There are of course psychiatric patients who state that acquiring a psychiatric diagnosis and receiving biochemical-electrical treatments helped them feel better. For some people, it can “feel better” to accept a socially acceptable label of defectiveness (be that label one of sinner or mentally ill) and then comply with the procedures of authorities (be they clergy or doctors). There is the “feeling better” relief that comes from being believing that one has become more socially acceptable; and for some people, their biochemical-electrical treatments can numb their pain (or function as a placebo that fulfills their expectations of pain relief). All of this, for some people, can “feel better,” at least initially.
The experience that some people report of “feeling better” following their acceptance of a psychiatric diagnosis and compliance with treatment is not synonymous with healing. Healing is about reconnecting and becoming more whole. In our culture, many people have never experienced the pleasure and power of truly healing, and so they cannot make this distinction. In a sane society, mental health professionals would know the difference, but we do not live in a sane society.
Among mental health professionals, it is especially common for psychiatrists—because of their medical schooling socialization—not to make this distinction between “feeling better” and true healing. Those few psychiatrists who do make this distinction are likely subject to ostracism by their colleagues—and vulnerable to retraumatization. I say retraumatization because becoming a psychiatrist is—in common with substance abuse, inattention, and voice hearing—likely a coping mechanism to control pain, often the pain of a dysfunctional family of origin.
So, how does deconstructing psychiatry’s medical model and understanding how it traumatizes and retraumatizes help us to heal?
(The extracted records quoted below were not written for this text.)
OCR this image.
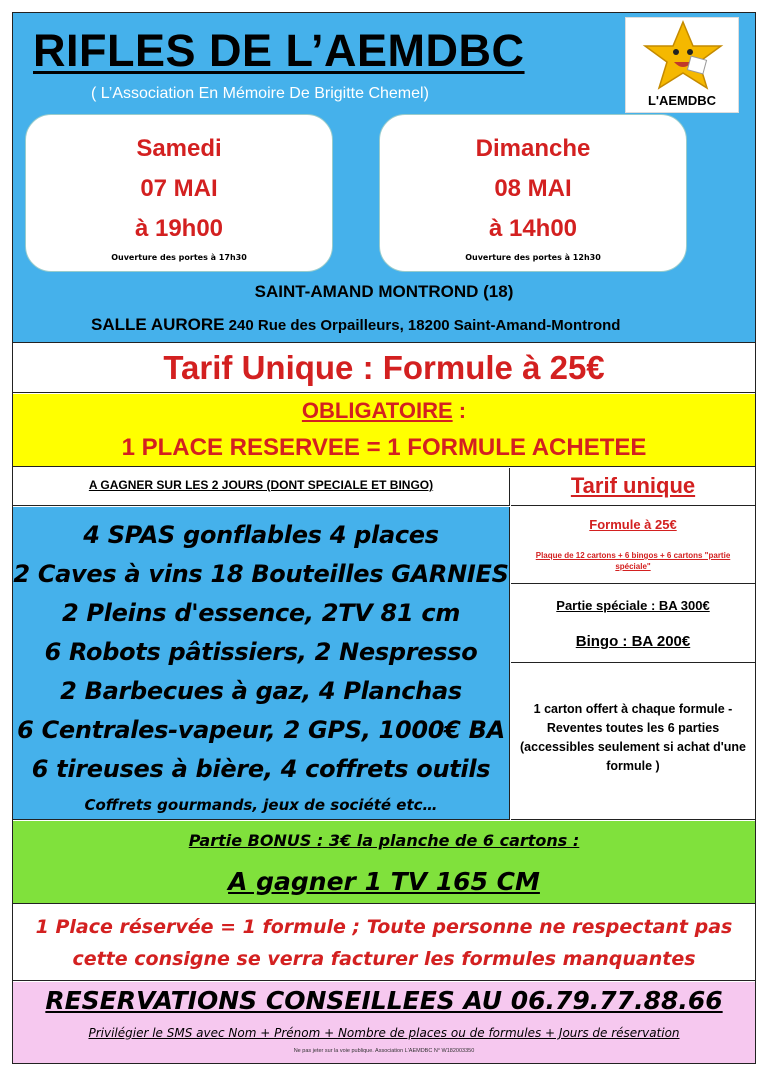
RIFLES DE L’AEMDBC
( L’Association En Mémoire De Brigitte Chemel)	L'AEMDBC
Samedi
07 MAI
à 19h00
Ouverture des portes à 17h30
Dimanche
08 MAI
à 14h00
Ouverture des portes à 12h30
SAINT-AMAND MONTROND (18)
SALLE AURORE 240 Rue des Orpailleurs, 18200 Saint-Amand-Montrond
Tarif Unique : Formule à 25€
OBLIGATOIRE :
1 PLACE RESERVEE = 1 FORMULE ACHETEE
A GAGNER SUR LES 2 JOURS (DONT SPECIALE ET BINGO)	Tarif unique
4 SPAS gonflables 4 places
2 Caves à vins 18 Bouteilles GARNIES
2 Pleins d'essence, 2TV 81 cm
6 Robots pâtissiers, 2 Nespresso
2 Barbecues à gaz, 4 Planchas
6 Centrales-vapeur, 2 GPS, 1000€ BA
6 tireuses à bière, 4 coffrets outils
Coffrets gourmands, jeux de société etc…
Formule à 25€
Plaque de 12 cartons + 6 bingos + 6 cartons "partie spéciale"
Partie spéciale : BA 300€
Bingo : BA 200€
1 carton offert à chaque formule - Reventes toutes les 6 parties (accessibles seulement si achat d'une formule )
Partie BONUS : 3€ la planche de 6 cartons :
A gagner 1 TV 165 CM
1 Place réservée = 1 formule ; Toute personne ne respectant pas cette consigne se verra facturer les formules manquantes
RESERVATIONS CONSEILLEES AU 06.79.77.88.66
Privilégier le SMS avec Nom + Prénom + Nombre de places ou de formules + Jours de réservation
Ne pas jeter sur la voie publique. Association L'AEMDBC N° W182003350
Being traumatized means being disconnected, including being disconnected from one’s own being, from others, and from other aspects of life; and the beginning of healing from trauma requires stripping power away from disconnecting violators. The stripping of power from a disconnecting violator is a necessary first step to reconnecting, but it is not sufficient, as it only opens the door to healing. The good news is that once the door is opened, there are as many reconnecting paths to wholeness as there are different human temperaments and cognitive styles.